Jeff Buckley, Radiohead and Fake Plastic Trees

On 1 September 1994, Jeff Buckley played a set at The Garage, Finsbury Park (London) that has taken on almost mythical status. Here is a wonderfully evocative description of what happened that evening:

… it might be the most harrowing and disturbing performance he ever gave, and it certainly engendered the magnificently angry “road version” of Eternal Life. The final encore starts breezily enough, with a relaxed Jeff joking about a lost phone number and dedicating the song to a fan …and then to “someone else”. Nina Simone’s beseeching All That I Ask morphs into Big Star’s Kangaroo and then into Jeff’s own Chocolate improvisation, here stretched and extended into the kind of wired, spontaneous theatre which might have made Jim Morrison proud. It’s a descent into the underworld, a stream-of-consciousness assault on stores of memory and desire, a devastating self-flagellation.(“There you stare, your finger twisting your red hair, your accusations flying from you, oh you call me a liar, a cheater, you call me a whore..”) It’s sometimes violent, sometimes erotic, sometimes tender, sometimes terrifying, and so painfully intimate that it becomes overwhelming to witness. “Some day I’d like to become you and to know what it’s like to feel me inside…when I wake up in your hair, when I wake up in your arms, I swear upon my blood I understand you, I swear on my grave I understand you…” A Sony executive in the audience later sent him a memo asking him not to repeat the half-hour encore, claiming he was failing to “do justice to himself as an entertainer.” Jeff reacted by turning his song Eternal Life into a vicious piece of hardcore directed straight at the music business he so mistrusted …

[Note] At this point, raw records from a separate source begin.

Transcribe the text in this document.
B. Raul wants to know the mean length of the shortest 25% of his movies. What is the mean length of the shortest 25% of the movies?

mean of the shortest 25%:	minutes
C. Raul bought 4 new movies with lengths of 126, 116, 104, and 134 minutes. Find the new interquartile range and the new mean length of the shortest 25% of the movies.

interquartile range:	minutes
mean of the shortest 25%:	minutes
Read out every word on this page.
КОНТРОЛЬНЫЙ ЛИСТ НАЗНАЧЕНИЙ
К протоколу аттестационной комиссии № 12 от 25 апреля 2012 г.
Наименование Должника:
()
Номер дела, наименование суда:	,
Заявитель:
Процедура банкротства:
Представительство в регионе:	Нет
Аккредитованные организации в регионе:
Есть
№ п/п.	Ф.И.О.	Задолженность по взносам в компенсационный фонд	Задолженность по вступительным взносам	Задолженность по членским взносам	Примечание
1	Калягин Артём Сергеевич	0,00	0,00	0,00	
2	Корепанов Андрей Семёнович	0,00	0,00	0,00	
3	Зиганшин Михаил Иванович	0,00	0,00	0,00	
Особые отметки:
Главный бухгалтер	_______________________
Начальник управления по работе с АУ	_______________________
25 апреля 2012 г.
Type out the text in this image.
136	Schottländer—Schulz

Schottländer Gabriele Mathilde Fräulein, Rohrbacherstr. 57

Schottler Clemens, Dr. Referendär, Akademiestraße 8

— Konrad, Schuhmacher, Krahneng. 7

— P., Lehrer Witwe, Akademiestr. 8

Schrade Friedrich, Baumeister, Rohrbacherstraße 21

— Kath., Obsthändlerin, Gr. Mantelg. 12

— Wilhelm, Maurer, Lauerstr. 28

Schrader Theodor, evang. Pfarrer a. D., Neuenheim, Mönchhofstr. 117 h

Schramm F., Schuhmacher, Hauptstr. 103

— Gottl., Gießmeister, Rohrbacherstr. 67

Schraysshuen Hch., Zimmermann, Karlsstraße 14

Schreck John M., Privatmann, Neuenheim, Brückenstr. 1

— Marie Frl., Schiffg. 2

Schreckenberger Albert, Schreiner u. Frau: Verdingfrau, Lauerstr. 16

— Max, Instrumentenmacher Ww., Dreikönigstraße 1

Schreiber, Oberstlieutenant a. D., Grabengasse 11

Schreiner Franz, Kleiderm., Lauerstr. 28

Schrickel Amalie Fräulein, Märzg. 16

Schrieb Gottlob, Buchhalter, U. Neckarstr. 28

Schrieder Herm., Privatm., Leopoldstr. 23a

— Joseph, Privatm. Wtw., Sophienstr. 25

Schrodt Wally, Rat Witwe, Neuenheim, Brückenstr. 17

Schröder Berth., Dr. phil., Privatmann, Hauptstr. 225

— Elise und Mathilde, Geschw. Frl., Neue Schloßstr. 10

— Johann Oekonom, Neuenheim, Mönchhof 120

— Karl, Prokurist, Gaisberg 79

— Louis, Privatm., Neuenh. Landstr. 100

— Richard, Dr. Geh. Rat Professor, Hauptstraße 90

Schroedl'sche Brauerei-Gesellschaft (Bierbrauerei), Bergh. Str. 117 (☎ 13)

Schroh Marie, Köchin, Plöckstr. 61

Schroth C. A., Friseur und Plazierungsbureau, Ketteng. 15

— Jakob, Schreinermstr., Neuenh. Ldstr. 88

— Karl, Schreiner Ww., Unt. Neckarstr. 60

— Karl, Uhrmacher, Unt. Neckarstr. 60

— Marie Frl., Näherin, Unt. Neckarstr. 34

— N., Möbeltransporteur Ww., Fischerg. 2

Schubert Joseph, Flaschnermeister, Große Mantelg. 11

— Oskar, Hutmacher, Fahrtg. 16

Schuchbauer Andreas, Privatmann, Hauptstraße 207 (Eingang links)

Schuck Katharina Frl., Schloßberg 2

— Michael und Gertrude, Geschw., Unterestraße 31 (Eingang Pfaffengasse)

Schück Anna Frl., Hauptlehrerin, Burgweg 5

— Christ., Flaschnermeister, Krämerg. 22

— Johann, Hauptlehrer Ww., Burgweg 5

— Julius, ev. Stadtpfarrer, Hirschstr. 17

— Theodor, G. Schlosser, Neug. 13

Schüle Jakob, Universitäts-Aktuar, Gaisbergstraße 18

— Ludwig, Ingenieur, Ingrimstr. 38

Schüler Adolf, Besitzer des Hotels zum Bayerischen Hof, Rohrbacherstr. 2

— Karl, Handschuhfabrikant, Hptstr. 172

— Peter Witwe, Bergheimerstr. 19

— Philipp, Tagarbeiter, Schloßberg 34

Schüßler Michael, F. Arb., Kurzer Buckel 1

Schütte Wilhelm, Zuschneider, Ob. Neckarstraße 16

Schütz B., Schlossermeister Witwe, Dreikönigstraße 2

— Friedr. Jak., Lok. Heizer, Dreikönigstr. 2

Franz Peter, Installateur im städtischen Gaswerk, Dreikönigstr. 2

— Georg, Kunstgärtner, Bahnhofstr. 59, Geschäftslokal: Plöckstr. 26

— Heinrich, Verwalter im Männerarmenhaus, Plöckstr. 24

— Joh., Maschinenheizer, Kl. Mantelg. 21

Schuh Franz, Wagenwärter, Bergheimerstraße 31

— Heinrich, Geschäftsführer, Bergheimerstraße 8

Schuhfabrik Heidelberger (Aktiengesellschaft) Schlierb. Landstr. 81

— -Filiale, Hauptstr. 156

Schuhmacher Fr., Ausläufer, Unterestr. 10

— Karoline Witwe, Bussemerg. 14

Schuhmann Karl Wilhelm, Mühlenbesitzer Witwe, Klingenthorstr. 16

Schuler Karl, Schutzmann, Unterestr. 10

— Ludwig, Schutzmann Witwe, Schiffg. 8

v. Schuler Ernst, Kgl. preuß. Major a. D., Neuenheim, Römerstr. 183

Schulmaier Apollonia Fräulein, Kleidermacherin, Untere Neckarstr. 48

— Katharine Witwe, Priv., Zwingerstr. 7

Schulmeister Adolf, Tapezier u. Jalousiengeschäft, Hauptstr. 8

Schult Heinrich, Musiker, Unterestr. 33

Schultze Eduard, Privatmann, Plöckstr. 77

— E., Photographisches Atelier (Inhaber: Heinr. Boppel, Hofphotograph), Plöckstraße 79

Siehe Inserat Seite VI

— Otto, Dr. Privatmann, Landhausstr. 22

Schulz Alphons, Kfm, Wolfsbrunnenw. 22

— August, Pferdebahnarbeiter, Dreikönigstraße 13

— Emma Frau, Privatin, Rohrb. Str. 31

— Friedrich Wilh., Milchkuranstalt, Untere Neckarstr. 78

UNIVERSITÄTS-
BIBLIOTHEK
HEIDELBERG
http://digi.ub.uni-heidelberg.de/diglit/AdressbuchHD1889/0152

Web Article, Clare O’Brien, ‘Flowers in Time’ website


Fortunately, bootlegs of the gig exist, they are right here …



and here …



If the gig wasn’t legendary enough as it is, the mystique that surrounds it has been enhanced by Thom Yorke’s presence in the audience. He was – apparently – blown away by Buckley’s singing, and the power of his performance.

Thom had been struggling for weeks to make a satisfactory recording of Fake Plastic Trees. The very next day, he went to the studio and – inspired by Buckley – simply nailed it.


3 Replies to “Jeff Buckley, Radiohead and Fake Plastic Trees”

  1. You’re pulling the thoughts from my mind lately, Serene (or perhaps I’m riding blissfully on the wavelengths of your wonderful Radiohead-inspired posts). I was *just* reading about “Fake Plastic Trees” and its connection to Jeff Buckley a few hours ago. As much as I love Thom, Jeff is my favorite male musician and to know that his performance inspired Thom’s vocals on “Fake Plastic Trees” is so unexpected, and so perfect.

    These posts you’re writing are so inspiring and uplifting to me, Serene. Thank you so much. ♥

    Liked by 2 people

    1. Thanks! I agree totally about Buckley, he was really unique and astonishing. I can well imagine his singing being an inspiration to Thom. Pleased you are enjoying the posts – it won’t always be Radiohead, I have some festivals coming up! And I will go back to posts about SL when the mood takes me.